“Tag der Erfinder” Heute: Niklaus Wirth

Niklaus Wirth wurde am 15. Februar 1934 in Winterthur geboren. Heute ist sein 77 Geburtstag. Er ist ein Schweizer Informatiker und Erfinder der Programmiersprache Pascal, eine der bekanntesten Programmiersprachen. Pascal hatte von Anfang an im universitären Bereich sehr großen Erfolg, was sich u. a. auch in der Programmiersprache Ada niederschlug, die sehr stark an der Syntax von Pascal angelehnt ist. Ich Erinnere mich noch an meine Studienzeit der Computerwissenschaften auf der Universität Salzburg.

Niklaus_Wirth

1959 Diplom-Elektroingenieur an der ETH Zürich, 1960 M.Sc. an der Université Laval in Kanada, promovierte Niklaus Wirth 1963 an der University of California in Berkeley. Nach Assistenzprofessuren an der Stanford University und der Universität Zürich kehrte er 1968 an die Eidgenössische Technische Hochschule zurück, wo er bis 1999 als Professor für Informatik lehrte und forschte.

Die Sprache wurde von Niklaus Wirth als Lehrsprache entwickelt. Sie wurde deshalb so einfach und strukturiert wie möglich gestaltet. Ihre große Verbreitung in der professionellen Programmierung fand sie als Borland/Turbo Pascal (später Delphi) – gegenüber dem Ur-Pascal wesentlich erweiterte und verbesserte Versionen.

Pascal zeichnet sich durch eine strikte und einfach verständliche Syntax sowie durch den Verzicht auf kontextabhängige Interpretationen des Codes aus. Somit erlaubt Pascal im Vergleich zu Sprachen wie C und Fortran eine gute Lesbarkeit und, verglichen mit Fortran, auch eine bessere Unterstützung von strukturierter Programmierung.

Ein wichtiges Konzept, das Wirth zur Anwendung brachte, ist die starke Typisierung (engl. “strong typing”): Variablen sind bereits zur Übersetzungszeit einem bestimmten Datentyp zugeordnet, und dieser kann nicht nachträglich verändert werden. Typenstrenge bedeutet, dass Wertzuweisungen ausschließlich unter Variablen gleichen Typs erlaubt sind. In Pascal gibt es von diesem strikten Zwang lediglich wenige Ausnahmen.

Heute findet Pascal im universitären Bereich (Entwicklung/Ausbildung) und in sicherheitskritischen Bereichen (z. B. Verkehrstechnik, Energieversorgung, Medizintechnik, Raumfahrt, Militär, teilweise im Banken- und Versicherungswesen) Anwendung. Dies beruht hauptsächlich auf der guten Prüfbarkeit und Wartbarkeit des Codes und der klaren Zuordnung der Variablen. So ist die 2005 eingeführte Betriebsleittechnik IV der Transrapid-Versuchsanlage Emsland in Pascal programmiert. Eine pascalähnliche Notation wird von jeher in der Informatik und Mathematik zur Darstellung von Algorithmen benutzt.

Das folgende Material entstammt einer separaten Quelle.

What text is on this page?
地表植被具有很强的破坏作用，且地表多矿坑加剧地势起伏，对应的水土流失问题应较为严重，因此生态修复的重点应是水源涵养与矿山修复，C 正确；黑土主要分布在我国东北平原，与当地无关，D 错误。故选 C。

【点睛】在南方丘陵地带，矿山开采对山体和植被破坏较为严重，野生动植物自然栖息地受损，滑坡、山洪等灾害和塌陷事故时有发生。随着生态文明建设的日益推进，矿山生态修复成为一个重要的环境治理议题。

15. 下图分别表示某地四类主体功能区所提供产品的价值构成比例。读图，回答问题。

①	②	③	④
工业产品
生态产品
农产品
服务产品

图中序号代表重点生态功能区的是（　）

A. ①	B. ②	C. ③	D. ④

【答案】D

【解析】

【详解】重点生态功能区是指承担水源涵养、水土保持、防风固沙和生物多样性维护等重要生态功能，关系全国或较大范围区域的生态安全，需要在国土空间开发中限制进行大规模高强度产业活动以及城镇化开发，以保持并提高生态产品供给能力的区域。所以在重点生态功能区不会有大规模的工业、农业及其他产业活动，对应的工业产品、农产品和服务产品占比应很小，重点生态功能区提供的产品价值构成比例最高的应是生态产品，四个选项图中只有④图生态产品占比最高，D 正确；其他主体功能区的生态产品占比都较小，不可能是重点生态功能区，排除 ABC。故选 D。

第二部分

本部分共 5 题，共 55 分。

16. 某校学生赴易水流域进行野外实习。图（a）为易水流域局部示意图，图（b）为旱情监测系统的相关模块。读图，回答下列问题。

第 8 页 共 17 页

Wirth erhielt zahlreiche Ehrungen u.a. im Jahre 1984 den ACM Turing Award als erster und bisher einziger deutschsprachiger Informatiker (Stand 2009), sowie 1988 den IEEE Computer Pioneer Award.

Erfinder Tipp: 09.11 ist der Tag der Erfinder. An diesem Tag soll den Menschen bewusst werden, dass jeder alltäglicher Gegenstand seinen Ursprung in der entsprechenden Idee hatte. Erfinder haben für das Allgemeinwohl eine Menge Positives bewirkt. Dabei wurden sie anfangs für ihre Ideen eher belächelt und als Spinner betrachtet, aber viele der guten Entdeckungen wie Autos oder Computer haben sich mit der Zeit durchgesetzt. Den heutigen Erfindern geht es da nicht anders. Vielleicht kann dieser eine Tag im Jahr dazu beitragen, Menschen wie z.B. Karl Friedrich Benz und Johannes Gutenberg zu gedenken und den ein oder anderen verkannten Erfinder entsprechend zu würdigen.
Ich werde versuchen jeden Grossen Erfinder mit seinem Geburtstag hier zu erwähnen. – um den “Tag der Erfinder” am 9. November damit zu ehren.

Ein Gedanke zu ““Tag der Erfinder” Heute: Niklaus Wirth

  1. Forschung braucht begeisternde Ziele! Dass Ihre Ziele in unserem Land nicht verstanden wurden ist ein Grund für die allgemeine Unzufriedenheit mit der Wissenschaft und eine Ursache für die technologische Schwäche. Alles Gute zum Geburtstag.